Immigration: Pourquoi le Québec veut en finir avec le multiculturalisme
MONTREAL-Le Québec a connu un immense débat ces derniers mois. Le gouvernement de la province veut désormais rompre avec le multiculturalisme. À l'automne 2013, il a présenté un projet de Charte des valeurs, qui proposait un meilleur encadrement des «accommodements raisonnables», l'inscription de l'égalité hommes/femmes dans la Charte québécoise des droits de la personne et qui proscrivait, au nom de la laïcité, les signes religieux ostentatoires chez les employés de l'État.
Il n'y a pas qu'au Québec que le multiculturalisme est en crise. C'est le cas dans toutes les sociétés occidentales.
Le multiculturalisme repose sur l'inversion du devoir d'intégration: ce n'est plus à l'immigrant de prendre le pli de la société d'accueil, mais à celle-ci de transformer ses institutions pour les accorder aux exigences de la «diversité». C'est ce qu'on appelle l'idéologie de «l'accommodement raisonnable», qui se présente comme un simple ajustement pragmatique respectueux du nouvel arrivant pour faciliter son insertion. Terrible illusion.
Car à l'exigence traditionnelle d'hospitalité à l'endroit des immigrants, à laquelle répondait leur inévitable intégration nationale à leur pays d'accueil, s'est substitué un projet très radical, fondé sur la déconstruction de ce dernier. Le multiculturalisme repose sur un procès systématique de la nation. Il considère qu'il n'y aura pas de justice sociale tant que les identités liées à l'immigration ne seront pas sur le même pied que l'identité de la société d'accueil, qui ne sera plus qu'une composante de la diversité.
La souveraineté populaire serait à congédier. Elle masquerait la simple tyrannie de la majorité. La figure du gouvernement des juges s'impose, et s'accompagne d'une traduction des revendications minoritaires dans le langage des «droits fondamentaux». Le multiculturalisme entraine ainsi un changement de régime politique qui relève de la logique du «despotisme éclairé».
Il pousse aussi à la rééducation de la nation d'accueil, comme en témoignent les nombreux programmes scolaires qui cherchent à lui inculquer ses préceptes idéologiques.
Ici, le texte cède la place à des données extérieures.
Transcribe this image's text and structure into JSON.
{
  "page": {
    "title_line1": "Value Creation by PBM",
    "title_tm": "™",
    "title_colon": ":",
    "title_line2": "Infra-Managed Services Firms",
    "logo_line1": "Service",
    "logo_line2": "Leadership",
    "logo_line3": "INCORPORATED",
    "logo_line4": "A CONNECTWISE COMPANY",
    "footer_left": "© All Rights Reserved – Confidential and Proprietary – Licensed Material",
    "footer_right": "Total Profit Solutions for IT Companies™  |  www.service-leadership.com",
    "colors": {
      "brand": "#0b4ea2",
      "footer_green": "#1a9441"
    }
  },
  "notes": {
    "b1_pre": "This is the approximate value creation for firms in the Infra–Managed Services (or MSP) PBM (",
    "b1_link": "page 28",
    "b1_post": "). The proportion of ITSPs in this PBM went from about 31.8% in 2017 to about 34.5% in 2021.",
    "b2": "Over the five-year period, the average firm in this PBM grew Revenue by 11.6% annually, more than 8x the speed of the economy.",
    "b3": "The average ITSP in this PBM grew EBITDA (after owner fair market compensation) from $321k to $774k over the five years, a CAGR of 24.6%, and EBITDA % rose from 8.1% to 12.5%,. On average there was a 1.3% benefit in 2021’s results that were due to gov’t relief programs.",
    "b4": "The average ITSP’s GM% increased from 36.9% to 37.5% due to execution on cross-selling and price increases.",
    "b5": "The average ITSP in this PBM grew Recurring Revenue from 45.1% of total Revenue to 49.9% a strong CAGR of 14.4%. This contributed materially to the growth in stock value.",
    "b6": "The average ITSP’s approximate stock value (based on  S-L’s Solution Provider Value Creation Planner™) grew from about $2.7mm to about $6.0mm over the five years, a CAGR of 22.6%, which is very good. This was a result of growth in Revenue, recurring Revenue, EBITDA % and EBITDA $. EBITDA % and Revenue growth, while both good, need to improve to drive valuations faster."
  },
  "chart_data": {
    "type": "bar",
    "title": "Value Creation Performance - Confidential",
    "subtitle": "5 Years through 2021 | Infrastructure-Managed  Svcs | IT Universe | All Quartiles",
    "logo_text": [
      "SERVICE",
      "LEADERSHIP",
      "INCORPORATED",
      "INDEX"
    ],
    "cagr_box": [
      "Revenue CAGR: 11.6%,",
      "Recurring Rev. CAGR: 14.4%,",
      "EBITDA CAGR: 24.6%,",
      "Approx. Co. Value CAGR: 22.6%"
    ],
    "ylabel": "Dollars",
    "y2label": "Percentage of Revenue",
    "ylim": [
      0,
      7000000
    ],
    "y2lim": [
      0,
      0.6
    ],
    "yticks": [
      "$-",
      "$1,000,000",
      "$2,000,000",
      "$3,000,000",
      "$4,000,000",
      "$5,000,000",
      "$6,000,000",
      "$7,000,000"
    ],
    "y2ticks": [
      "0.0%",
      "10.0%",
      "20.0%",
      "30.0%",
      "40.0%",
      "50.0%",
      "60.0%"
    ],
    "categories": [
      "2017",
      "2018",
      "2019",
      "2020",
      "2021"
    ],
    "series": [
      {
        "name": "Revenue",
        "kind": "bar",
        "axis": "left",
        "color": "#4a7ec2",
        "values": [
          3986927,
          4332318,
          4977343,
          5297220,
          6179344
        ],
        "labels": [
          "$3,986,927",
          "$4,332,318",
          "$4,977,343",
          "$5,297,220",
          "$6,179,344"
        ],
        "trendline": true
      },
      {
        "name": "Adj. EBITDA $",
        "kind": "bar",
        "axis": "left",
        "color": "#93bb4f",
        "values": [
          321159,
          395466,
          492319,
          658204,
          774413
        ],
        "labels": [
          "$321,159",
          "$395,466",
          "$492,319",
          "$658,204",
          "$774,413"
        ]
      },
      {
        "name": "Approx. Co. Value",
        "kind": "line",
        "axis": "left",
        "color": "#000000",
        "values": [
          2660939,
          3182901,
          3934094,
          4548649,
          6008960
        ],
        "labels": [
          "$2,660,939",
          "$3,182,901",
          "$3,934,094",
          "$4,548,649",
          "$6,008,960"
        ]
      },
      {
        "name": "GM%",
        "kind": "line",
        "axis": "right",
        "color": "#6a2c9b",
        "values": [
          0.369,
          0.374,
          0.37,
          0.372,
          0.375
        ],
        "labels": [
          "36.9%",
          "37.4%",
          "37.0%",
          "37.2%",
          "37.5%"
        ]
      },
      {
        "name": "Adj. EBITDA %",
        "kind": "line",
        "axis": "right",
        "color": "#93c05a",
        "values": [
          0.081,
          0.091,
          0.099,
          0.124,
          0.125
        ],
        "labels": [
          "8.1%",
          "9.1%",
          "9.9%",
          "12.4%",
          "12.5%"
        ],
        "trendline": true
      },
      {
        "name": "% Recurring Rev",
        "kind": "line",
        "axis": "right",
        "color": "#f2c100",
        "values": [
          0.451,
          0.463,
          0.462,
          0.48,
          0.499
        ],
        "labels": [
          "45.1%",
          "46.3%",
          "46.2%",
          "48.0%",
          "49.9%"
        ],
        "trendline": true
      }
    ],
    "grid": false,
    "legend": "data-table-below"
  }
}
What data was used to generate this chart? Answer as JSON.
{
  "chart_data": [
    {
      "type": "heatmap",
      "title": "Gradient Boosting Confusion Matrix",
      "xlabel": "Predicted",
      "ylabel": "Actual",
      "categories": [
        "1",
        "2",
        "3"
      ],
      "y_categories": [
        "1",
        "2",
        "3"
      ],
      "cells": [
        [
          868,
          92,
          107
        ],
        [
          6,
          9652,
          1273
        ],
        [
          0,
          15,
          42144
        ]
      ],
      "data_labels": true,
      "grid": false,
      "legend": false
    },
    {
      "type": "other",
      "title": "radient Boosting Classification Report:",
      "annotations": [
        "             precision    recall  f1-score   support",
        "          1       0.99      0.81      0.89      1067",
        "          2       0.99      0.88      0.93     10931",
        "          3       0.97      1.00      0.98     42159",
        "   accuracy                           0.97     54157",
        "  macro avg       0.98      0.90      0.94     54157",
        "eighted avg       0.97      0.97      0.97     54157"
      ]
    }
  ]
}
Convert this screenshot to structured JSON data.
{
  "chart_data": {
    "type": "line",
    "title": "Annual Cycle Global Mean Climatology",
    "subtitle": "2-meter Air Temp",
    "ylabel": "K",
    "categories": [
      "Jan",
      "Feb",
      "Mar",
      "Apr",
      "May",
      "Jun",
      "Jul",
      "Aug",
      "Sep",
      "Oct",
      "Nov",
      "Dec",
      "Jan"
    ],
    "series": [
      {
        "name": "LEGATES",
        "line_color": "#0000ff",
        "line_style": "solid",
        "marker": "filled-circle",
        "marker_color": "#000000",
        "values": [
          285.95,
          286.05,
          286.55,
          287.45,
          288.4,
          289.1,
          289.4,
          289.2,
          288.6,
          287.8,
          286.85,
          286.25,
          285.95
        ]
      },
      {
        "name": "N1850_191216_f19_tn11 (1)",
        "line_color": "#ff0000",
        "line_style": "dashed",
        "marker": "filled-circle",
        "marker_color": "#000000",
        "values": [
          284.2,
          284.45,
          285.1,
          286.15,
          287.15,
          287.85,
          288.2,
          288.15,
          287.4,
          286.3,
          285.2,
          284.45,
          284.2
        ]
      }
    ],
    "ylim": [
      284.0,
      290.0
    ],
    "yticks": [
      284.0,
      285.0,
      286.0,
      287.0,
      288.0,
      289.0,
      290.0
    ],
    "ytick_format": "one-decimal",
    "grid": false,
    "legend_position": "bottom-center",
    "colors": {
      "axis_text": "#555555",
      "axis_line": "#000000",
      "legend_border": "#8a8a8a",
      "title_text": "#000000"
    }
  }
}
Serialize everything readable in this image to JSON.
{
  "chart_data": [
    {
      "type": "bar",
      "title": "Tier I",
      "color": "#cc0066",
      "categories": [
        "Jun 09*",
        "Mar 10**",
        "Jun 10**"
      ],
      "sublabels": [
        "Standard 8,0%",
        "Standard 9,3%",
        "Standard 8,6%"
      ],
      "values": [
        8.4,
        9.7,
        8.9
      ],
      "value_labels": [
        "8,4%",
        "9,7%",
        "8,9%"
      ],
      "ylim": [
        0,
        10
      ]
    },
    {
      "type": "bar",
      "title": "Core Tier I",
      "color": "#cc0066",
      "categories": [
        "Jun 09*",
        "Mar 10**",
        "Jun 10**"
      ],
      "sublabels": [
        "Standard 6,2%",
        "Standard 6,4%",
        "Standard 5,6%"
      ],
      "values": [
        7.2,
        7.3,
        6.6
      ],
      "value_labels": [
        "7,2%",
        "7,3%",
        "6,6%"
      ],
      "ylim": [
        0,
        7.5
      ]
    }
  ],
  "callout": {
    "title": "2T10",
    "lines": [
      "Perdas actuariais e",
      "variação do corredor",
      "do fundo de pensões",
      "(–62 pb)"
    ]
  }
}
Évidemment, cette question se pose encore plus radicalement au Canada. Dans les années 70, le multiculturalisme a d'abord eu pour vocation de neutraliser le peuple québécois, en le transformant en minorité ethnique parmi d'autres dans la diversité pancanadienne, alors qu'il se concevait traditionnellement comme un des deux peuples fondateurs de la fédération. Faut-il rappeler d'ailleurs que le peuple québécois n'est pas reconnu dans la Constitution de 1982? Il ne faut pas être surpris que le Québec ne l'ait toujours pas signée.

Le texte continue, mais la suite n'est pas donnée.